Composer Melissa Dunphy first came to national attention when her large-scale work the Gonzales Cantata was featured in The Wall Street JournalThe AtlanticNational ReviewFox News, and on The Rachel Maddow Show; it has been staged as an opera several times, most recently by IN Series in Washington DC. Other notable works include song cycle Tesla's Pigeon, which won first place in the NATS Art Song Composition Award, and What do you think I fought for at Omaha Beach? which won the Simon Carrington Chamber Singers Competition and has been performed nationally by ensembles including Chanticleer and Cantus. Dunphy is the recipient of a 2020 Opera America Discovery Grant for Alice Tierney, a new opera commission by Oberlin Conservatory set to premiere in 2023. She has been composer-in-residence for the Immaculata Symphony Orchestra, Volti, and the Saint Louis Chamber Chorus, and recent commissions include works for Cantus, VOCES8, Mendelssohn Chorus, and Experiments in Opera. Dunphy is also a Barrymore Award-nominated theater composer and Director of Music Composition for the O'Neill National Puppetry Conference.
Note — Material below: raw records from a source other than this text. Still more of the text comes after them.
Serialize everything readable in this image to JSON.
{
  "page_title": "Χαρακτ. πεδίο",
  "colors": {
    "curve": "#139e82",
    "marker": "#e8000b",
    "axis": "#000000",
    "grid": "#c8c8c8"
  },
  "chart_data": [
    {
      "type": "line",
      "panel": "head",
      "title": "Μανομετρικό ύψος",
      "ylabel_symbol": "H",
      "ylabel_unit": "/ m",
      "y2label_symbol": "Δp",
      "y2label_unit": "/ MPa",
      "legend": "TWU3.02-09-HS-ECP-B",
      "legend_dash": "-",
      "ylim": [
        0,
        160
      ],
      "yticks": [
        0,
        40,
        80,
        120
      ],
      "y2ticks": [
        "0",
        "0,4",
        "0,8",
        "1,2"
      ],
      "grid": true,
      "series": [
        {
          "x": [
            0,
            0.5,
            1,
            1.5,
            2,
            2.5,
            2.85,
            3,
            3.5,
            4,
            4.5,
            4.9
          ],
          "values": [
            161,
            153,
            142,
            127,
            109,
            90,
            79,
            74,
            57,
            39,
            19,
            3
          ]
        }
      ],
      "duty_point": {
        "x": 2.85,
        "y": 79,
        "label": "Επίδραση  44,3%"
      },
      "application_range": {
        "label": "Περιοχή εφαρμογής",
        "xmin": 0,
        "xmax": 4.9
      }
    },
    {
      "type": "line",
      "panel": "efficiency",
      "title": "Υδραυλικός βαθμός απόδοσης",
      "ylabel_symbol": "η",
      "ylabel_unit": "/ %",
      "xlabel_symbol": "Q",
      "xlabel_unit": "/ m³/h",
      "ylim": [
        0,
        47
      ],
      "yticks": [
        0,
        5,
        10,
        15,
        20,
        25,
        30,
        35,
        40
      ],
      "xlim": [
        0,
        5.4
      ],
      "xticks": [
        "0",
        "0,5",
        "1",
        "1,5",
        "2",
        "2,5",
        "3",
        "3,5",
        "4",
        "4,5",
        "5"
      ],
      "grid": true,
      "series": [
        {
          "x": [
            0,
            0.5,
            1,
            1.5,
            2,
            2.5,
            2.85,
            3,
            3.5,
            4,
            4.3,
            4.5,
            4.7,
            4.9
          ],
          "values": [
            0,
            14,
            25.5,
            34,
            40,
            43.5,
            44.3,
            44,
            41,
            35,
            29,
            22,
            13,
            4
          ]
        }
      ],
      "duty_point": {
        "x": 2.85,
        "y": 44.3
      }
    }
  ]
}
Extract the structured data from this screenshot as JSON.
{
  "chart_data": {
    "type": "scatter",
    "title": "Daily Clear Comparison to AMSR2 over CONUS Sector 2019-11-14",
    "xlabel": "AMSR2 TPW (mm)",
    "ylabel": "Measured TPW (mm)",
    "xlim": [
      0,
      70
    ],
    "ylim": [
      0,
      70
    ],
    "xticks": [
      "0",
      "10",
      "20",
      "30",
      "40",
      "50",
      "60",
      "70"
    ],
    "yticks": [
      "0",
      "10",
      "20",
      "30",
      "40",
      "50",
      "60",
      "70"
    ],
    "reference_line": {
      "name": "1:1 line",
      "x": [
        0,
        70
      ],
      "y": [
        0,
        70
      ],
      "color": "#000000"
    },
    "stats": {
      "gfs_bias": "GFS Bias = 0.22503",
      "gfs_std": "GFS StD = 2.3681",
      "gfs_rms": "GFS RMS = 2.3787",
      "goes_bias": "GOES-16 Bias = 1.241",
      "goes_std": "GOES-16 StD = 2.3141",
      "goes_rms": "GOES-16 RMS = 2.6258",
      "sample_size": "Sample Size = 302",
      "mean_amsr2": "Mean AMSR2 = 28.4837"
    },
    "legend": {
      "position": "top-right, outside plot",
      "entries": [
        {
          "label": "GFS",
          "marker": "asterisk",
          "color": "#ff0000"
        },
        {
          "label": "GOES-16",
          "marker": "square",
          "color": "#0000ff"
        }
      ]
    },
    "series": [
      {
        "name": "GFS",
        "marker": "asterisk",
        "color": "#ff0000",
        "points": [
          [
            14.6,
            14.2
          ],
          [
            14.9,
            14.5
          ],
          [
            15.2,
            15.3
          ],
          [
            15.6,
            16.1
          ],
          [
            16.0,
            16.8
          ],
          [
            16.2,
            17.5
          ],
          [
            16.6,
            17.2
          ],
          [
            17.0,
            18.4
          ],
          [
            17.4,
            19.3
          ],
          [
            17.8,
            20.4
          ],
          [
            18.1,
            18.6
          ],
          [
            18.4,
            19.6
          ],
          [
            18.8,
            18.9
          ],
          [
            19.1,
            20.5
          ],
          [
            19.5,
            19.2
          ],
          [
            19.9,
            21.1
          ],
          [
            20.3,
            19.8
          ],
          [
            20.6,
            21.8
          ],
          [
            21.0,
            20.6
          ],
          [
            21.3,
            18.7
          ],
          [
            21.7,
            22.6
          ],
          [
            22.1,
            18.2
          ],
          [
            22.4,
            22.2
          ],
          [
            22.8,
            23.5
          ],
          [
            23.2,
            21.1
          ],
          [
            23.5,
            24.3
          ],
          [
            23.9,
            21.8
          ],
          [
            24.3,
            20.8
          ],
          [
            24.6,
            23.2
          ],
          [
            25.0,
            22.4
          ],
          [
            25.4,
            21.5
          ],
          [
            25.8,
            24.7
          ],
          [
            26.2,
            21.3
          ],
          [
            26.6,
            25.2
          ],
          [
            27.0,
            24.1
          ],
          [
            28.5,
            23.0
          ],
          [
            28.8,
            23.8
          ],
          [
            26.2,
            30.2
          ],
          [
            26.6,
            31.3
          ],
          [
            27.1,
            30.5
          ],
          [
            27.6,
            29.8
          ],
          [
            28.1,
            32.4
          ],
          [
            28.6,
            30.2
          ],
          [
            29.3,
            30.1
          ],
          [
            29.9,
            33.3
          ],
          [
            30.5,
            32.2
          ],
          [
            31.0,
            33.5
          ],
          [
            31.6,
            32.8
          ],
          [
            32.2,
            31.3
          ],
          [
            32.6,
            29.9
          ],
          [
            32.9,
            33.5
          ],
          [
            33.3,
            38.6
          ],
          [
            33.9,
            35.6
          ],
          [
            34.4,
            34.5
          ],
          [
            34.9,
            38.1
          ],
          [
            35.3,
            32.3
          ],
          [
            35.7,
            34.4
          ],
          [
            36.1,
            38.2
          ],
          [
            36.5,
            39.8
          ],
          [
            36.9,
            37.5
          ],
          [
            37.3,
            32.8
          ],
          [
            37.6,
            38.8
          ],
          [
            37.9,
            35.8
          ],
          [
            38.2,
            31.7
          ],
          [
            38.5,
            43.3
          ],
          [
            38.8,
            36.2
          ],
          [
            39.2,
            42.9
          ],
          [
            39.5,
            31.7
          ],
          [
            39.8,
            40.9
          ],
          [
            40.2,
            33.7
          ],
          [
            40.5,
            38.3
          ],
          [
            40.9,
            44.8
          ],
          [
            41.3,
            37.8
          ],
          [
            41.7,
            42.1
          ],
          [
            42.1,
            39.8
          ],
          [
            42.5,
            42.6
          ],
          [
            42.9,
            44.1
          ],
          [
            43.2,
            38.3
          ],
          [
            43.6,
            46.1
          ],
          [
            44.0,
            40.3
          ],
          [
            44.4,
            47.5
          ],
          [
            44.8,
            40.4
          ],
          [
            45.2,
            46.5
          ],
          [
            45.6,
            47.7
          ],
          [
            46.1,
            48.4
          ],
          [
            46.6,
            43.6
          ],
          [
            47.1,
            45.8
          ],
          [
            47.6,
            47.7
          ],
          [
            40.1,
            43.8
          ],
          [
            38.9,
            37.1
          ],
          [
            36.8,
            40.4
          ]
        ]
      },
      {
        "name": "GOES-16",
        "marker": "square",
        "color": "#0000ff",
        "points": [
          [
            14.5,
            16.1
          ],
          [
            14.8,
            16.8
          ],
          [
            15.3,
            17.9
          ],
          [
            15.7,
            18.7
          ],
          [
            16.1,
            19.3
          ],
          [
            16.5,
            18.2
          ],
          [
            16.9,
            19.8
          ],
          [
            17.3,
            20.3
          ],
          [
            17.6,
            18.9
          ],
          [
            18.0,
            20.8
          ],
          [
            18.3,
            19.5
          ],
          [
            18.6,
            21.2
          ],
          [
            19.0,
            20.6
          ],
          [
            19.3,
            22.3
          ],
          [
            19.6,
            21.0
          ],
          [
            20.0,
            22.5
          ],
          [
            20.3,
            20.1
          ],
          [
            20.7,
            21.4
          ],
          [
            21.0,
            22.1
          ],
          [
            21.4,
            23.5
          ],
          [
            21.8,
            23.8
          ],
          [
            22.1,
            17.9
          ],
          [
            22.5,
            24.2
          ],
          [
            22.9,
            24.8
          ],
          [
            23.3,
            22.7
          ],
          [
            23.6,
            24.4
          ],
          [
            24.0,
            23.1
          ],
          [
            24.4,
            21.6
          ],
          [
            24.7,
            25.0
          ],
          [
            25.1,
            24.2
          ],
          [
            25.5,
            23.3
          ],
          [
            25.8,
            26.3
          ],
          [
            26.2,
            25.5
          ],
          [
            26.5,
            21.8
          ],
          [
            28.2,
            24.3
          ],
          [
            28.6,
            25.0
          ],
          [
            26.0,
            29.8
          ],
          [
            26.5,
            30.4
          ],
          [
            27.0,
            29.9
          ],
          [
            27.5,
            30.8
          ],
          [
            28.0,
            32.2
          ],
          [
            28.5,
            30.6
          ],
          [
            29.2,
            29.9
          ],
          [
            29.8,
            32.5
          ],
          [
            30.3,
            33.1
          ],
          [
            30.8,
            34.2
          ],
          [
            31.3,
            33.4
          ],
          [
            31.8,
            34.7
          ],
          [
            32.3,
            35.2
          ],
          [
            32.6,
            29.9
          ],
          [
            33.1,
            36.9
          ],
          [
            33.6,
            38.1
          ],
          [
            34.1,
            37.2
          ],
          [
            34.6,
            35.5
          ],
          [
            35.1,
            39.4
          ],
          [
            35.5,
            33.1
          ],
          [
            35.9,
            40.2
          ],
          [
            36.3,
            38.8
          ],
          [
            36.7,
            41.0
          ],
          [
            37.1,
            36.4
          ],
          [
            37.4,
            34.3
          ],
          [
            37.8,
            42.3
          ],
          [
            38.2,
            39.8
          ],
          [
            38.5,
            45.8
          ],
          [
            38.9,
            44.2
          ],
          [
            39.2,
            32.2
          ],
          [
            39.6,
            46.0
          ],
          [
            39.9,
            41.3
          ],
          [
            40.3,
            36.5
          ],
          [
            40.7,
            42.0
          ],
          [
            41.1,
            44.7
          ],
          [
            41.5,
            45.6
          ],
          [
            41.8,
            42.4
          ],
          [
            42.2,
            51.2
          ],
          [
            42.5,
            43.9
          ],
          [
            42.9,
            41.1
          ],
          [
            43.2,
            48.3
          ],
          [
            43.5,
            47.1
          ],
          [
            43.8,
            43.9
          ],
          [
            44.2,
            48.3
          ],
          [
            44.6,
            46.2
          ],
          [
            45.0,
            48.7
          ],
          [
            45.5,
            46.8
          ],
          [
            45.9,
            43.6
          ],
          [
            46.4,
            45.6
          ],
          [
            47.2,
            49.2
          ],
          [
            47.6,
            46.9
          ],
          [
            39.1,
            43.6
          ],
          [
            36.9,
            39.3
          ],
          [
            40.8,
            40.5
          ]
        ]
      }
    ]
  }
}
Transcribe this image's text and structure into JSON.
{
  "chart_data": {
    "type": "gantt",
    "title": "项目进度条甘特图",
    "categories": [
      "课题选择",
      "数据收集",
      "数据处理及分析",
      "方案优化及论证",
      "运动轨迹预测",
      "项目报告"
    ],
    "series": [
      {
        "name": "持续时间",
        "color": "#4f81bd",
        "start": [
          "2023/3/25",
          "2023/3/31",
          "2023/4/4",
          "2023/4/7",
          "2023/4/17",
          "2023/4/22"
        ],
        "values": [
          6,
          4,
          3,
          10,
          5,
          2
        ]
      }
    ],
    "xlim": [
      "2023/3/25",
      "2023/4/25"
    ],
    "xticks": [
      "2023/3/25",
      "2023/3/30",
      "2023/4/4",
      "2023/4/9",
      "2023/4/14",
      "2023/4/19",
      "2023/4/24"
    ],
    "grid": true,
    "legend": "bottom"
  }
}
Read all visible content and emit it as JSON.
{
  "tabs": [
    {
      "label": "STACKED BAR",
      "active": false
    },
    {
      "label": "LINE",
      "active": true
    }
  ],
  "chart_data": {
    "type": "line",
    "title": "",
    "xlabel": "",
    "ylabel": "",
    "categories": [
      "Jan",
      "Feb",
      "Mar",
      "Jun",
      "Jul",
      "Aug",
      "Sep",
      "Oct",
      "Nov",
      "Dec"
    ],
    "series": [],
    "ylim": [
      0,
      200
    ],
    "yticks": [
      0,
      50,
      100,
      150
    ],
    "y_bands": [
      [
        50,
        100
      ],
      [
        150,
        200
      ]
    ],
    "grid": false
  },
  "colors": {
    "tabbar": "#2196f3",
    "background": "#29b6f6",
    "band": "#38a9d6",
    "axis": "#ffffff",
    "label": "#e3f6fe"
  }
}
Dunphy has a Ph.D. in composition from the University of Pennsylvania and a B.M. from West Chester University and is on faculty at Rutgers University. 

 

Tanyaradzwa Tawengwa

Tanyaradzwa Tawengwa-Nzou Mambano (she/her/hers) is a Zimbabwean gwenyambira, scholar, composer, and singer whose creative practice centers on African healing and self-liberation. Tanyaradzwa’s music is grounded in the ancestral, Chivanhu canon taught to her by the generations of Svikiro (spirit mediums) and N’anga (healers) in her bloodline.  Tanyaradzwa's work continues in the legacy of her grandfather, Matemai George Chirume Tawengwa who built the Mushandirapamwe Hotel in 1972 — the only African-owned performance space in the Blacks-only township of Highfield during the illegal colonial occupation of Madzimbabwe. Her internationally performed opera “The Dawn of the Rooster” tells the stories of her family during Madzimbabwe's Chimurenga of 1965-1980. Tanyaradzwa is the Founder and CEO of Zimbabwe KIDS Summer Camp (https://www.zimkidscreate.com/), the Founder and Director of MUKA: Mushandirapamwe Knowledge Arts, a cultural arts center based at the Mushandirapamwe Hotel; and the Founder and Music Director of the Mushandirapamwe Singers (https://www.mushandirapamwe-singers.com/)Tanyaradzwa is currently a Hodder Fellow at Princeton University and has held residencies as a Toulmin Creator with National Sawdust and as the inaugural Creative-in-Residence with Castle of Our Skins. She earned her B.A. in Music Composition from Princeton University (cum laude), and her Doctor of Musical Arts in Voice Performance from the University of Kentucky.